In response to the announcement of Visit Myanmar Year, democratic resistance leader Aung San Suu Kyi led a movement from multiple non-governmental organizations (NGO's) and human rights groups to boycott traveling to Myanmar during the year. Aung San Suu Kyi claimed that any money put into the country would only pay for the SLORC's totalitarian efforts against Burmese citizens. She later went on to say that as long as money keeps coming in to fund the SLORC, there is less motivation for the regime to change. Aung San Suu Kyi was joined by Yvette Mahon, coordinator of the Burma Action Group, who claimed that visiting Myanmar would legitimize an autocratic regime and Derek Fatchett, the shadow foreign affairs minister, who said the price of a holiday in Burma could be someone's life.
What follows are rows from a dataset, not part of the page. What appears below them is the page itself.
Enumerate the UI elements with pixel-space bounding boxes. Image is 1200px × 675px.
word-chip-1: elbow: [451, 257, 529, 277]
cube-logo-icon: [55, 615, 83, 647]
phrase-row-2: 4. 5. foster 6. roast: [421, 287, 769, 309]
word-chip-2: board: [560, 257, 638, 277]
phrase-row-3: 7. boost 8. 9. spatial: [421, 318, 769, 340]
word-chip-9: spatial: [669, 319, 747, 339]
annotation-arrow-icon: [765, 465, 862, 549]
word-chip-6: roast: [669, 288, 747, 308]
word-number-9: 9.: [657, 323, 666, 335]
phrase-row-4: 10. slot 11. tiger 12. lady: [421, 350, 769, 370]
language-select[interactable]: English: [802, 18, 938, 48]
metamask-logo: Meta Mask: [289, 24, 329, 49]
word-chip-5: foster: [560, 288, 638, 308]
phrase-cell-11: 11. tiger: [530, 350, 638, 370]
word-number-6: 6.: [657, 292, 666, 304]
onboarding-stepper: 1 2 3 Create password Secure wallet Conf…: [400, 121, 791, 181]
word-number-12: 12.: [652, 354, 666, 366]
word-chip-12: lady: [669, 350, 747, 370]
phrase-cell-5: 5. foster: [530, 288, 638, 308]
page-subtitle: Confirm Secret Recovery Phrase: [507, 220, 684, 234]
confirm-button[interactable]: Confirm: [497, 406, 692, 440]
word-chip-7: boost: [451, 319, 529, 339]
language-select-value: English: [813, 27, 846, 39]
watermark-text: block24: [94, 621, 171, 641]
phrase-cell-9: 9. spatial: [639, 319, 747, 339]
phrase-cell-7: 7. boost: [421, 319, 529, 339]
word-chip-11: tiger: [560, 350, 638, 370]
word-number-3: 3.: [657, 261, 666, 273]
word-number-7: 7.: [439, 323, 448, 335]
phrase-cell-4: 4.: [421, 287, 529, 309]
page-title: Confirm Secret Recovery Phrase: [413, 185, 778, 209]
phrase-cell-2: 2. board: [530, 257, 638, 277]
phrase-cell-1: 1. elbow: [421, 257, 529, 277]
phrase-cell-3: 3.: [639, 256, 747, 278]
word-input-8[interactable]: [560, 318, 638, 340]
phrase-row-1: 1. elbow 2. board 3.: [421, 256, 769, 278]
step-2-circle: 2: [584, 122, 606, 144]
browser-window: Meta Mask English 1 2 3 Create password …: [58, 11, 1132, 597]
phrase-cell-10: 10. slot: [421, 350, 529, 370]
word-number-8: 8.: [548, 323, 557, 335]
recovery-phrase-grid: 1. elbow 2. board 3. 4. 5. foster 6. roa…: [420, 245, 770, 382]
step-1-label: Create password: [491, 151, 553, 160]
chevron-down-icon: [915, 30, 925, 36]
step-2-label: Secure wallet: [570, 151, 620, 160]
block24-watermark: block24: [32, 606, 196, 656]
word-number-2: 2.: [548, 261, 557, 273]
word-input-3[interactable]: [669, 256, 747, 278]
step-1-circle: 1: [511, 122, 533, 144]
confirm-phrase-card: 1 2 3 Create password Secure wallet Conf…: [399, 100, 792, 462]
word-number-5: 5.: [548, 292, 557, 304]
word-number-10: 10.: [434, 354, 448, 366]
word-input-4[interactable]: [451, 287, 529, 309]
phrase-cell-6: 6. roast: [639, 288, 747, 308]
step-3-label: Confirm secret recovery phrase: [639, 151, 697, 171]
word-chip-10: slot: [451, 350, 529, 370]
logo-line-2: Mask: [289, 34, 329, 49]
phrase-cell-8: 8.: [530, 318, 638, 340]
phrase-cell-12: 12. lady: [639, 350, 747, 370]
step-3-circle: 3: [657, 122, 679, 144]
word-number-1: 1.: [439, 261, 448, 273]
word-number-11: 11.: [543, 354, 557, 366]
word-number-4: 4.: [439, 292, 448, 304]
In a piece for The Harvard Crimson, David S. Grewal, chair of the Harvard Burma Action Group, advocated against the annual Harvard travel series guidebook for Myanmar due to its use of forced labor. Some arguments were made against the proposed Myanmar travel boycott, with reasons including that travelling to Myanmar would keep it under international scrutiny and that tourists could better understand the issues in the country if they saw them firsthand.

==Aftermath==
Following Visit Myanmar Year, tourist numbers did not increase greatly but nevertheless steadily increased. The boycott efforts led by Aung San Suu Kyi had lessened by the 2000s. In 2016, a similar Visit Myanmar Year was planned to mimic the efforts of 1996.